Energy restored, we ventured over to the Concord Museum where it was free family fun Friday (lucky for us!)  On Fridays during the summer there is free admission, making me grateful that we waited until Friday to come.  There are exhibits of clocks, period rooms, Thoreau’s cabin furniture, Emerson’s study, costumed re-enactors and on the top floor a series of photographs by Annie Leibowitz, many of which have ties to Concord. I enjoyed thinking of connections I had to each subject of the photos and sharing them to Ad nauseam with Sam.

We walked back to the Inn around 4:00pm for a siesta in the heat of the day before going by car back into town to the Cheese shop to buy items for a picnic on the “beach” at Waldon Pond. The Cheese Shop has take-out food and a vast selection of gourmet cheeses and fresh bread to go with them.  They carry one or two kinds of gluten free crackers for those of us who care about that sort of thing.  We had a tarragon chicken salad, greek salad of peppers, cucumber, grape tomatoes and feta, a half dozen dolmas, some super expensive yet wonderful goat gouda, rice crackers and some dark chocolate covered marzipan for our pond-side meal.

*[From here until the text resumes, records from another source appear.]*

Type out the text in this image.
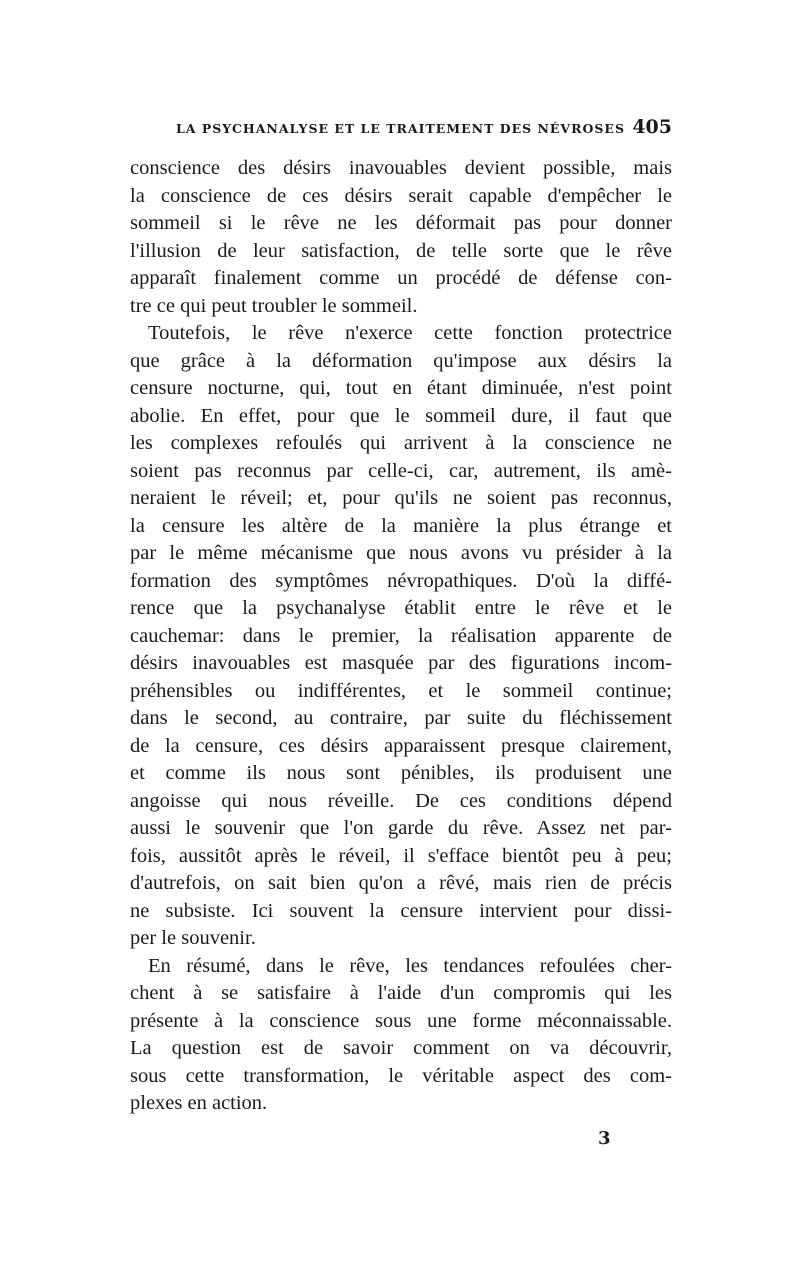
LA PSYCHANALYSE ET LE TRAITEMENT DES NÉVROSES 405
conscience des désirs inavouables devient possible, mais
la conscience de ces désirs serait capable d'empêcher le
sommeil si le rêve ne les déformait pas pour donner
l'illusion de leur satisfaction, de telle sorte que le rêve
apparaît finalement comme un procédé de défense con-
tre ce qui peut troubler le sommeil.
Toutefois, le rêve n'exerce cette fonction protectrice
que grâce à la déformation qu'impose aux désirs la
censure nocturne, qui, tout en étant diminuée, n'est point
abolie. En effet, pour que le sommeil dure, il faut que
les complexes refoulés qui arrivent à la conscience ne
soient pas reconnus par celle-ci, car, autrement, ils amè-
neraient le réveil; et, pour qu'ils ne soient pas reconnus,
la censure les altère de la manière la plus étrange et
par le même mécanisme que nous avons vu présider à la
formation des symptômes névropathiques. D'où la diffé-
rence que la psychanalyse établit entre le rêve et le
cauchemar: dans le premier, la réalisation apparente de
désirs inavouables est masquée par des figurations incom-
préhensibles ou indifférentes, et le sommeil continue;
dans le second, au contraire, par suite du fléchissement
de la censure, ces désirs apparaissent presque clairement,
et comme ils nous sont pénibles, ils produisent une
angoisse qui nous réveille. De ces conditions dépend
aussi le souvenir que l'on garde du rêve. Assez net par-
fois, aussitôt après le réveil, il s'efface bientôt peu à peu;
d'autrefois, on sait bien qu'on a rêvé, mais rien de précis
ne subsiste. Ici souvent la censure intervient pour dissi-
per le souvenir.
En résumé, dans le rêve, les tendances refoulées cher-
chent à se satisfaire à l'aide d'un compromis qui les
présente à la conscience sous une forme méconnaissable.
La question est de savoir comment on va découvrir,
sous cette transformation, le véritable aspect des com-
plexes en action.
3
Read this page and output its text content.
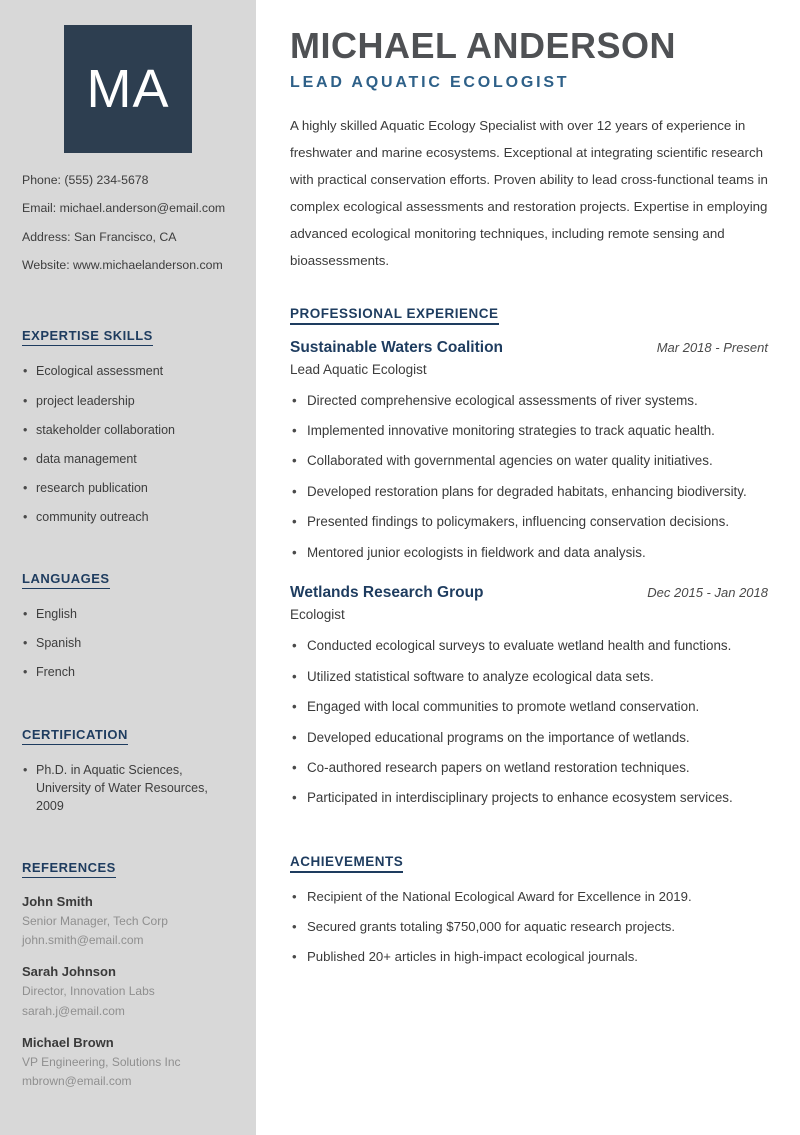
MA
Phone: (555) 234-5678
Email: michael.anderson@email.com
Address: San Francisco, CA
Website: www.michaelanderson.com
EXPERTISE SKILLS
• Ecological assessment
• project leadership
• stakeholder collaboration
• data management
• research publication
• community outreach
LANGUAGES
• English
• Spanish
• French
CERTIFICATION
• Ph.D. in Aquatic Sciences, University of Water Resources, 2009
REFERENCES
John Smith
Senior Manager, Tech Corp
john.smith@email.com
Sarah Johnson
Director, Innovation Labs
sarah.j@email.com
Michael Brown
VP Engineering, Solutions Inc
mbrown@email.com
MICHAEL ANDERSON
LEAD AQUATIC ECOLOGIST

A highly skilled Aquatic Ecology Specialist with over 12 years of experience in freshwater and marine ecosystems. Exceptional at integrating scientific research with practical conservation efforts. Proven ability to lead cross-functional teams in complex ecological assessments and restoration projects. Expertise in employing advanced ecological monitoring techniques, including remote sensing and bioassessments.

PROFESSIONAL EXPERIENCE
Sustainable Waters Coalition	Mar 2018 - Present
Lead Aquatic Ecologist
• Directed comprehensive ecological assessments of river systems.
• Implemented innovative monitoring strategies to track aquatic health.
• Collaborated with governmental agencies on water quality initiatives.
• Developed restoration plans for degraded habitats, enhancing biodiversity.
• Presented findings to policymakers, influencing conservation decisions.
• Mentored junior ecologists in fieldwork and data analysis.
Wetlands Research Group	Dec 2015 - Jan 2018
Ecologist
• Conducted ecological surveys to evaluate wetland health and functions.
• Utilized statistical software to analyze ecological data sets.
• Engaged with local communities to promote wetland conservation.
• Developed educational programs on the importance of wetlands.
• Co-authored research papers on wetland restoration techniques.
• Participated in interdisciplinary projects to enhance ecosystem services.
ACHIEVEMENTS
• Recipient of the National Ecological Award for Excellence in 2019.
• Secured grants totaling $750,000 for aquatic research projects.
• Published 20+ articles in high-impact ecological journals.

Walden Pond is big and a popular destination on warm summer evenings. On the way to the pond from the pay-to-park parking lot is a replica of Thoreau’s Cabin which fascinates by its small size and sturdiness. At the pond itself, there are a couple of little stretches of sand, a roped off children’s swim area, a bath house that was oddly closed at the height of the season and a place to rent canoes and kayaks.  The water is clear and the pond bottom is solid and silt free.  Sam met some other girls and enjoyed playing in the pond while I, who forgot my iPhone at the Inn during this outing, simply relaxed on the beach observing people and cloud formations floating across the sky.  The park closes at 8:00pm so we stayed as late as we could before heading back to the Hawthorne Inn to relax and prepare for the drive to Hyannis in the morning.